I am trying to get more familiar with megaparsec, and I am running into some issues with presedences. By 'nested data' in the title I refer to the fact that I am trying to parse types, which in turn could contain other types. If someone could explain why this does not behave as I would expect, please don't hesitate to tell me.
I am trying to parse types similar to those found in Haskell. Types are either base types Int
, Bool
, Float
or type variables a
(any lowercase word).
We can also construct algebraic data types from type constructors (Uppercase words) such as Maybe
and type parameters (any other type). Examples are Maybe a
and Either (Maybe Int) Bool
. Functions associate to the right and are constructed with ->
, such as Maybe a -> Either Int (b -> c)
. N-ary tuples are a sequence of types separated by ,
and enclosed in (
and )
, such as (Int, Bool, a)
. A type can be wrapped in parenthesis to raise its precedence level (Maybe a)
. A unit type ()
is also defined.
I am using this ADT to describe this.
newtype Ident = Ident String
newtype UIdent = UIdent String
data Type a
= TLam a (Type a) (Type a)
| TVar a Ident
| TNil a
| TAdt a UIdent [Type a]
| TTup a [Type a]
| TBool a
| TInt a
| TFloat a
I have tried to write a megaparsec
parser to parse such types, but I get unexpected results.
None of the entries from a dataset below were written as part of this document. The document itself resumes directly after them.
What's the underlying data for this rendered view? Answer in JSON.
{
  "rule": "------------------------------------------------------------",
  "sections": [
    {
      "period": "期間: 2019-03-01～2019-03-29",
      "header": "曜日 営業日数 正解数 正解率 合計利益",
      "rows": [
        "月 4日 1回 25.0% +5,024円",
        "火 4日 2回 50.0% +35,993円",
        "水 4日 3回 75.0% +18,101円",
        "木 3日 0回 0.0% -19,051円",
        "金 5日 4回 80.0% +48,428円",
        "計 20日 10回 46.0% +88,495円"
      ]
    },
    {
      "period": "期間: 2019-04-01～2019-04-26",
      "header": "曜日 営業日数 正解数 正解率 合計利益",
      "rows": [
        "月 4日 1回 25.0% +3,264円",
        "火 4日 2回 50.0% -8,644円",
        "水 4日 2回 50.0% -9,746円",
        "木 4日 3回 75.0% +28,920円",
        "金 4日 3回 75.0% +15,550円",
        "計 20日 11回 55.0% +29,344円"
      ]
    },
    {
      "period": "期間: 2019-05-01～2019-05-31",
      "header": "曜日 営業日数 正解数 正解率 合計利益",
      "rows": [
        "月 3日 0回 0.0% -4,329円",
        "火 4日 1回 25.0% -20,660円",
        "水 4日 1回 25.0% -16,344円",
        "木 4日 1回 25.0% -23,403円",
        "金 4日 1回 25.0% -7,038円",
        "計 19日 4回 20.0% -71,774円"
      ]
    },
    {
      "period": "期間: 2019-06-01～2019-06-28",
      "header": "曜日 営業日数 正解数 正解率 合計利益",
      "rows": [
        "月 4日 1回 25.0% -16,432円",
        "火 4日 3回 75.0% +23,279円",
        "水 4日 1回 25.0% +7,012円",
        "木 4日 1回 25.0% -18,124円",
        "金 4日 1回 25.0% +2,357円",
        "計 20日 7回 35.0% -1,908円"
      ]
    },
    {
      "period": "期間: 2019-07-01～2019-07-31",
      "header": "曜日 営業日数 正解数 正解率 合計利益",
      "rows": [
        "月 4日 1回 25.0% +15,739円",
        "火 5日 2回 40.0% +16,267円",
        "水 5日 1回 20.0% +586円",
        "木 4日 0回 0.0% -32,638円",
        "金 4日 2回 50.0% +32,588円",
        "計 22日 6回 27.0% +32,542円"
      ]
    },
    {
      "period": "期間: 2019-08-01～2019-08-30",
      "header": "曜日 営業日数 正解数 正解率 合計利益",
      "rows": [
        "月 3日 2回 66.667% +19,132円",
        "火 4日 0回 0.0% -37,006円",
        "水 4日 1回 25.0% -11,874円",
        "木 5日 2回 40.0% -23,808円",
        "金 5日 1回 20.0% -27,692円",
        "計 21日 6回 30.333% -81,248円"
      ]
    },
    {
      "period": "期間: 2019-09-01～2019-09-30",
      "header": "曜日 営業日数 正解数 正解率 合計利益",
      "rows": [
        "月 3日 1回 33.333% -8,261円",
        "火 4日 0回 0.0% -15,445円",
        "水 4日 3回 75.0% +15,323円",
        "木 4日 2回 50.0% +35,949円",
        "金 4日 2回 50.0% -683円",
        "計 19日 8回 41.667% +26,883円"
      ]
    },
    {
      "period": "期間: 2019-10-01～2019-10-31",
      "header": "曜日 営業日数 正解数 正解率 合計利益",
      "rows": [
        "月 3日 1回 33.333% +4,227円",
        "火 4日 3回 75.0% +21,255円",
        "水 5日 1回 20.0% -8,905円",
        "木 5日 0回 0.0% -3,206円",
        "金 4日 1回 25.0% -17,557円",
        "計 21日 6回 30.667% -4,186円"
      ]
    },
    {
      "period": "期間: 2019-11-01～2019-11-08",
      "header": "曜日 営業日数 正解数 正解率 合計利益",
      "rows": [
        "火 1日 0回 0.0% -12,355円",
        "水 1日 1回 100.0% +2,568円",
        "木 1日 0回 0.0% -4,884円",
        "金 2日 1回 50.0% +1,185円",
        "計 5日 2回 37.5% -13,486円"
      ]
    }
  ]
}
I attach the relevant code below after which I will try to describe what I experience.
{-# LANGUAGE OverloadedStrings #-}
module Parser where
import AbsTinyCamiot
import Text.Megaparsec
import Text.Megaparsec.Char
import qualified Text.Megaparsec.Char.Lexer as Lexer
import Text.Megaparsec.Debug
import Control.Applicative hiding (many, some, Const)
import Control.Monad.Combinators.Expr
import Control.Monad.Identity
import Data.Void
import Data.Text (Text, unpack)
type Parser a = ParsecT Void Text Identity a
-- parse types
pBaseType :: Parser (Type ())
pBaseType = choice [
TInt () <$ label "parse int" (pSymbol "Int"),
TBool () <$ label "parse bool" (pSymbol "Bool"),
TFloat () <$ label "parse float" (pSymbol "Float"),
TNil () <$ label "parse void" (pSymbol "()"),
TVar () <$> label "parse type variable" pIdent]
pAdt :: Parser (Type ())
pAdt = label "parse ADT" $ do
con <- pUIdent
variables <- many $ try $ many spaceChar >> pType
return $ TAdt () con variables
pType :: Parser (Type ())
pType = label "parse a type" $
makeExprParser
(choice [ try pFunctionType
, try $ parens pType
, try pTupleType
, try pBaseType
, try pAdt
])
[]--[[InfixR (TLam () <$ pSymbol "->")]]
pTupleType :: Parser (Type ())
pTupleType = label "parse a tuple type" $ do
pSymbol "("
fst <- pType
rest <- some (pSymbol "," >> pType)
pSymbol ")"
return $ TTup () (fst : rest)
pFunctionType :: Parser (Type ())
pFunctionType = label "parse a function type" $ do
domain <- pType
some spaceChar
pSymbol "->"
some spaceChar
codomain <- pType
return $ TLam () domain codomain
parens :: Parser a -> Parser a
parens p = label "parse a type wrapped in parentheses" $ do
pSymbol "("
a <- p
pSymbol ")"
return a
pUIdent :: Parser UIdent
pUIdent = label "parse a UIdent" $ do
a <- upperChar
rest <- many $ choice [letterChar, digitChar, char '_']
return $ UIdent (a:rest)
pIdent :: Parser Ident
pIdent = label "parse an Ident" $ do
a <- lowerChar
rest <- many $ choice [letterChar, digitChar, char '_']
return $ Ident (a:rest)
pSymbol :: Text -> Parser Text
pSymbol = Lexer.symbol pSpace
pSpace :: Parser ()
pSpace = Lexer.space
(void spaceChar)
(Lexer.skipLineComment "--")
(Lexer.skipBlockComment "{-" "-}")
This might be overwhelming, so let me explain some key points. I understand that I have a lot of different constructions that could match on an opening parenthesis, so I've wrapped those parsers in try
, such that if they fail I can try the next parser that might consume an opening parenthesis. Perhaps I am using try
too much? Does it affect performance to potentially backtrack so much?
I've also tried to make an expression parser by defining some terms and an operator table. You can see now that I've commented out the operator (function arrow), however. As the code looks right now I loop infinitely when I try to parse a function type. I think this might be due to the fact that when I try to parse a function type (invoked from pType
) I immediately try to parse a type representing the domain of the function, which again call pType
. How would I do this correctly?
If I decide to use the operator table instead, and not use my custom parser for function types, I parse things using wrong precedences. E.g Maybe a -> b
gets parsed as Maybe (a -> b)
, while I would want it to be parsed as (Maybe a) -> b
. Is there a way where I could use the operator table and still have type constructors bind more tightly than the function arrow?
Lastly, as I am learning megaparsec as I go, if anyone sees any misunderstandings or things that are wierd/unexpected, please tell me. I've read most of this tutorial to get my this far.
Please let me know of any edits I can make to increase the quality of my question!